Yesterday morning, I watched the entire half-hour video of Sam Nunberg’s interview with Erin Burnett on live television, which may have been a questionable use of my time.
However, I learned a lot — about the effects of being honest and unscripted on live television.
At first, it seemed like totally self-defeating, out of control blather – Nunberg’s repeated assertion that he wasn’t going to sit for 80 hours had me in stitches. He’s going to sit for however many hours they want him to sit for — thinking he was above the legal system, I thought, was really ignorant.
However, in the aftermath, Nunberg clarified to reporters later today that he would spend a couple of days in jail just to sweat everybody, and then produce the material that he’s been asked for.
The more I thought about it, the more Nunberg’s outrage that took over the media cycle resembled my own rant later in the morning to a rep from the extended warranty company that robocalls me every other day — a fierce, sometimes profane protection of one’s productive capabilities and resentment for intrusions that seem labor-intensive and unfair.
“I have work to do,” Nunberg kept saying. “I’m not going to sit for 80 hours.” I feel your pain, fella.
When he talked about the labor-intensive process of going through introducing his past e-mails to the Mueller investigation, he was right about the labor-intensive part of it.
Maybe I’ll just give them my password,” Nunberg said at one point, echoing, perhaps, legions of those audited by the IRS in the past who came up with this kind of passive acquiescence that puts the labor burden on someone else. You want my records? Go get them.
I’ve come to a different perspective about a lot of the rest of it, too.
My first thought on Nunberg admitting blatantly that Donald Trump “probably knew” about the Trump Tower meeting Russians and his assertion that Trump “probably did something” also seemed reckless, erratic and self-defeating. Isn’t Trump going to hit him back? I thought.
In the light of day, though, it seems like maybe he’ll get away with it, and maybe it wasn’t such a bad call after all.
Think about all of these shady personalities who are getting targeted by the federal investigation. One of the commonalities between them is that they’re not talking. Manafort or Kushner or any of those guys wouldn’t come out and start blabbing on live TV about what they think about Donald Trump – and maybe if they did, we would respect them a little more.
They wouldn’t do that partly because any continued defense against the special product prosecutor hinges on taking the fifth in a lot of very specific ways. Of course Trump himself is all about blurting, but even he has some limits and some filters that work in the sense of self-preservation to keep him from spilling his own beans in ways that reporters and law enforcement would jump on.
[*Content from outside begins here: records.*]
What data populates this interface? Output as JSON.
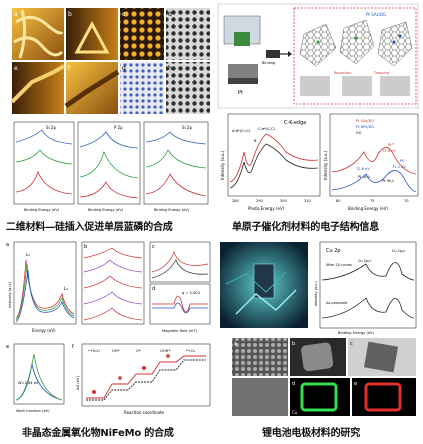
{
  "captions": {
    "q1": "二维材料—硅插入促进单层蓝磷的合成",
    "q2": "单原子催化剂材料的电子结构信息",
    "q3": "非晶态金属氧化物NiFeMo 的合成",
    "q4": "锂电池电极材料的研究"
  },
  "q1": {
    "panel_letters": [
      "a",
      "b",
      "c",
      "d",
      "e",
      "f",
      "g",
      "h"
    ],
    "xps_xlabel": "Binding Energy (eV)",
    "xps_titles": [
      "Si 2p",
      "P 2p",
      "Si 2p"
    ]
  },
  "q2": {
    "bottom_left": {
      "title": "C-K-edge",
      "xlabel": "Photo Energy (eV)",
      "ylabel": "Intensity (a.u.)",
      "peak_a": "A:π*(C=C)",
      "peak_b": "B",
      "peak_c": "C:σ*(C-C)",
      "ticks": [
        "280",
        "290",
        "300",
        "310"
      ]
    },
    "bottom_right": {
      "xlabel": "Binding Energy (eV)",
      "ylabel": "Intensity (a.u.)",
      "legend": [
        "Pt SAs/DG",
        "Pt NPs/DG",
        "DG"
      ],
      "labels": [
        "Pt²⁺",
        "73.6 eV",
        "Pt⁰",
        "71.2 eV",
        "Pt 4f₇/₂",
        "Pt 4f₅/₂",
        "72.6 eV"
      ],
      "ticks": [
        "80",
        "75",
        "70"
      ]
    },
    "schematic": {
      "label_pt": "Pt",
      "label_binding": "Binding",
      "label_reduction": "Reduction",
      "label_trapping": "Trapping",
      "label_sa": "Pt SAs/DG"
    }
  },
  "q3": {
    "panel_letters": [
      "a",
      "b",
      "c",
      "d",
      "e",
      "f"
    ],
    "a": {
      "xlabel": "Energy (eV)",
      "ylabel": "Intensity (a.u.)",
      "peaks": [
        "L₃",
        "L₂"
      ]
    },
    "e": {
      "xlabel": "Work function (eV)",
      "annotation": "W=2.44 eV"
    },
    "f": {
      "xlabel": "Reaction coordinate",
      "ylabel": "ΔG (eV)",
      "steps": [
        "*+H₂O",
        "OH*",
        "O*",
        "OOH*",
        "*+O₂"
      ]
    },
    "d": {
      "xlabel": "Magnetic field (mT)",
      "annotation": "g = 2.003"
    }
  },
  "q4": {
    "xps_title": "Cu 2p",
    "xps_xlabel": "Binding Energy (eV)",
    "xps_ylabel": "Intensity (a.u.)",
    "xps_labels": [
      "After 20 cycles",
      "As-prepared",
      "Cu 2p₁/₂",
      "Cu 2p₃/₂"
    ],
    "panel_letters": [
      "a",
      "b",
      "c",
      "d",
      "e"
    ],
    "map_label": "Cu"
  },
  "colors": {
    "stm_dark": "#3a2208",
    "stm_gold": "#e0a020",
    "accent_red": "#d03030",
    "accent_green": "#20a040",
    "accent_blue": "#2050c0"
  }
}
As I continued to think about what Nunberg read into the public record today, I started seeing the spate of news articles coming out around this problematic daily news cycle — calling Nunberg things like bizarre and erratic and disturbed.
I even saw some journalists politely wringing their hands about the airing of Nunberg’s statements — questions around whether or not he was being exploited or whether there is a sense of decorum that should exist in the press.
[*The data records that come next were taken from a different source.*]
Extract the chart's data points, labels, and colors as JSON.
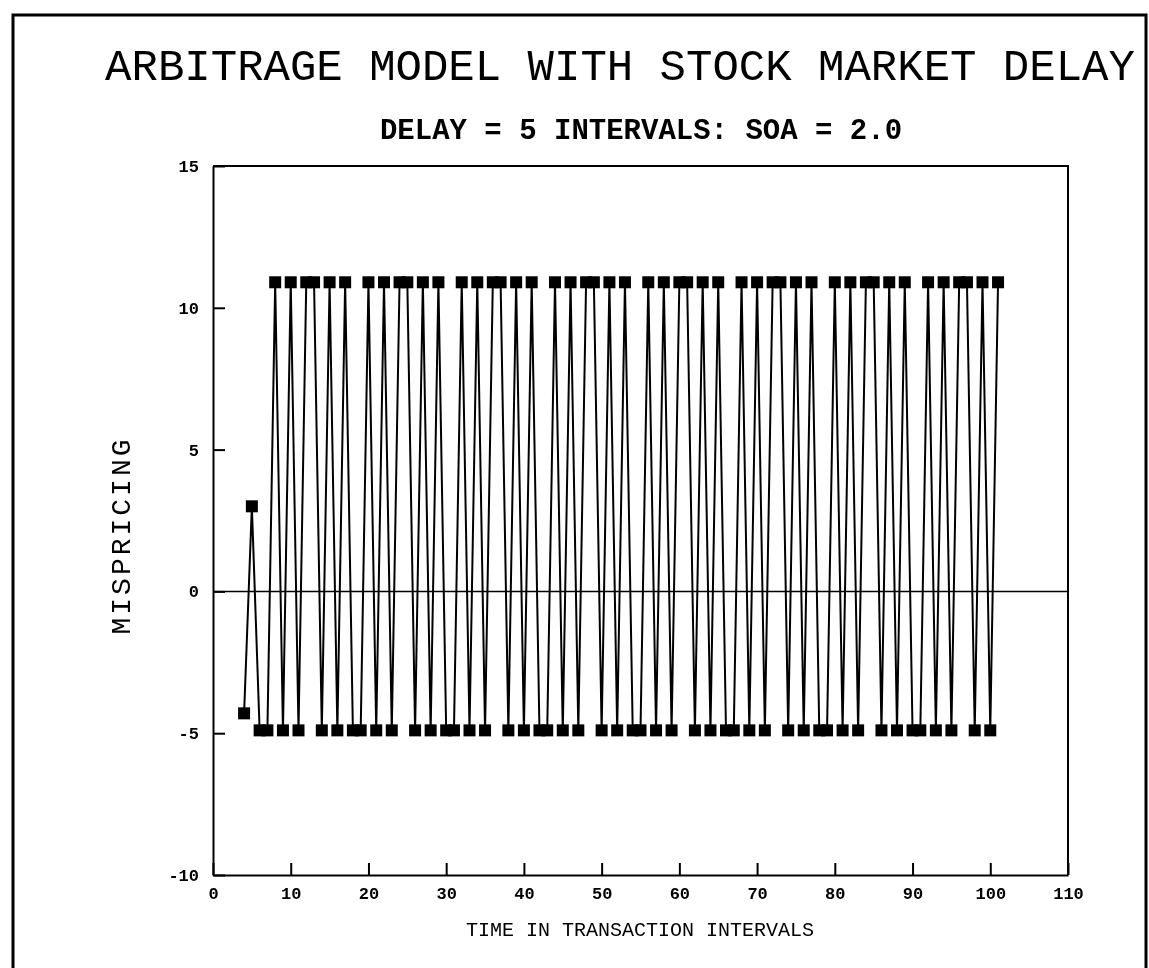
{
  "chart_data": {
    "type": "line",
    "title": "ARBITRAGE MODEL WITH STOCK MARKET DELAY",
    "subtitle": "DELAY = 5 INTERVALS: SOA = 2.0",
    "xlabel": "TIME IN TRANSACTION INTERVALS",
    "ylabel": "MISPRICING",
    "x": [
      4,
      5,
      6,
      7,
      8,
      9,
      10,
      11,
      12,
      13,
      14,
      15,
      16,
      17,
      18,
      19,
      20,
      21,
      22,
      23,
      24,
      25,
      26,
      27,
      28,
      29,
      30,
      31,
      32,
      33,
      34,
      35,
      36,
      37,
      38,
      39,
      40,
      41,
      42,
      43,
      44,
      45,
      46,
      47,
      48,
      49,
      50,
      51,
      52,
      53,
      54,
      55,
      56,
      57,
      58,
      59,
      60,
      61,
      62,
      63,
      64,
      65,
      66,
      67,
      68,
      69,
      70,
      71,
      72,
      73,
      74,
      75,
      76,
      77,
      78,
      79,
      80,
      81,
      82,
      83,
      84,
      85,
      86,
      87,
      88,
      89,
      90,
      91,
      92,
      93,
      94,
      95,
      96,
      97,
      98,
      99,
      100,
      101
    ],
    "series": [
      {
        "color": "#000000",
        "values": [
          -4.3,
          3.0,
          -4.9,
          -4.9,
          10.9,
          -4.9,
          10.9,
          -4.9,
          10.9,
          10.9,
          -4.9,
          10.9,
          -4.9,
          10.9,
          -4.9,
          -4.9,
          10.9,
          -4.9,
          10.9,
          -4.9,
          10.9,
          10.9,
          -4.9,
          10.9,
          -4.9,
          10.9,
          -4.9,
          -4.9,
          10.9,
          -4.9,
          10.9,
          -4.9,
          10.9,
          10.9,
          -4.9,
          10.9,
          -4.9,
          10.9,
          -4.9,
          -4.9,
          10.9,
          -4.9,
          10.9,
          -4.9,
          10.9,
          10.9,
          -4.9,
          10.9,
          -4.9,
          10.9,
          -4.9,
          -4.9,
          10.9,
          -4.9,
          10.9,
          -4.9,
          10.9,
          10.9,
          -4.9,
          10.9,
          -4.9,
          10.9,
          -4.9,
          -4.9,
          10.9,
          -4.9,
          10.9,
          -4.9,
          10.9,
          10.9,
          -4.9,
          10.9,
          -4.9,
          10.9,
          -4.9,
          -4.9,
          10.9,
          -4.9,
          10.9,
          -4.9,
          10.9,
          10.9,
          -4.9,
          10.9,
          -4.9,
          10.9,
          -4.9,
          -4.9,
          10.9,
          -4.9,
          10.9,
          -4.9,
          10.9,
          10.9,
          -4.9,
          10.9,
          -4.9,
          10.9
        ]
      }
    ],
    "xlim": [
      0,
      110
    ],
    "xticks": [
      0,
      10,
      20,
      30,
      40,
      50,
      60,
      70,
      80,
      90,
      100,
      110
    ],
    "ylim": [
      -10,
      15
    ],
    "yticks": [
      -10,
      -5,
      0,
      5,
      10,
      15
    ],
    "marker": "square",
    "ref_lines": [
      {
        "axis": "y",
        "value": 0,
        "color": "#000000"
      }
    ]
  }
}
This seems particularly disingenuous to me and furthers my interest in promoting the kind of transparency that Nunberg brought to the table.
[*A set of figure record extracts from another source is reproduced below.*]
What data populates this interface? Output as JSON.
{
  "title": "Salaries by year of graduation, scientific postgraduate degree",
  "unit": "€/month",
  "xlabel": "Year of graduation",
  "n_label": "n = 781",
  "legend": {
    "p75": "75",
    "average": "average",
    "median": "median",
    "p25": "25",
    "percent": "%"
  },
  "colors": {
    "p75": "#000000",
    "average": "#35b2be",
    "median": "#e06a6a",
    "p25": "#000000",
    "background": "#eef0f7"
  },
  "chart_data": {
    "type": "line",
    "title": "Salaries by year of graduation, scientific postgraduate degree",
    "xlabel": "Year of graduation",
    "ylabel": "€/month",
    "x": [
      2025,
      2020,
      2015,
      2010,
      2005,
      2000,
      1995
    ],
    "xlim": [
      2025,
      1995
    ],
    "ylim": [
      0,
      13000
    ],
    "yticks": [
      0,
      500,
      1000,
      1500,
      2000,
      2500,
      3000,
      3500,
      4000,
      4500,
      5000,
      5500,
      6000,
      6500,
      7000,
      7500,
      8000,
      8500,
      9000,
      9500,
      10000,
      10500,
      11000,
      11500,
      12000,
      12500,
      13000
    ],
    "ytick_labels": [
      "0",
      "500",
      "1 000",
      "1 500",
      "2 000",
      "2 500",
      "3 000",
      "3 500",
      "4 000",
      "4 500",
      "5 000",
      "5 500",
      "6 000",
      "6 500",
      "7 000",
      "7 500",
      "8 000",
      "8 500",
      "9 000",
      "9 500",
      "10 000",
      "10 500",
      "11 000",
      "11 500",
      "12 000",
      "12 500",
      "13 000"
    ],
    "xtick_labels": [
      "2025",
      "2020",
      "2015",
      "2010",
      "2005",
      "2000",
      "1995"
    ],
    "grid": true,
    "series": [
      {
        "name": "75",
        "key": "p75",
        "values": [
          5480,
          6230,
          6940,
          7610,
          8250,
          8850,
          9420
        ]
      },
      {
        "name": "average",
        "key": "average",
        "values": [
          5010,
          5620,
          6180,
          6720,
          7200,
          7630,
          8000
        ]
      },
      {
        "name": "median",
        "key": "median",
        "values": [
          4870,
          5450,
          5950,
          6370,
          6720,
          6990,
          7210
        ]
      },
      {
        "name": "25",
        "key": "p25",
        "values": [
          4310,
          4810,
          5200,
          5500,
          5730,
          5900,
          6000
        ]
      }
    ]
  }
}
No, there shouldn’t be decorum, and there shouldn’t be any kind of curtailing of this kind of public testimony. If a person is willing to say those things on the record — you should let them — actually, that’s part of your responsibility to let them, to get those words out there – because that’s really what’s up, not the whitewashed spin coming from White House press flacks. Why do you think everybody read Wolff’s book?
Another thing that the Nunberg case brought to mind is how damnably reticent our print and broadcast media are about reporting anything that’s sensational at all. So much of our news is rigidly curated — drained of all cadence and color, scripted to a T. A quote that makes somebody look bad will be pulled out — because it’s bad for business. Acrimonious exchanges are edited in the interest of not inflaming the readership.
Meanwhile, the civic fabric of our country is in flames. Everybody’s messing with everybody else, and chaos is the order of the day. But you won’t really get that from TV, and you definitely will not get it from most local newspapers. Oh, you’ll get headlines with a two second sound bite – but you won’t get the kinds of backbiting, huckstering and all-out melee that are the hallmark of this administration. They’re usually behind the curtain.
Maybe Nunberg, the political trickster, was onto something. He just doesn’t want to hurt his friend Roger who, as he points out, he’s been through a lot with. He doesn’t feel like being bothered with a bullshit subpoena. He decided to put it all out there – even though it makes him look kind of like a moron. In the jaded halls of Washington, there are worse ways to go.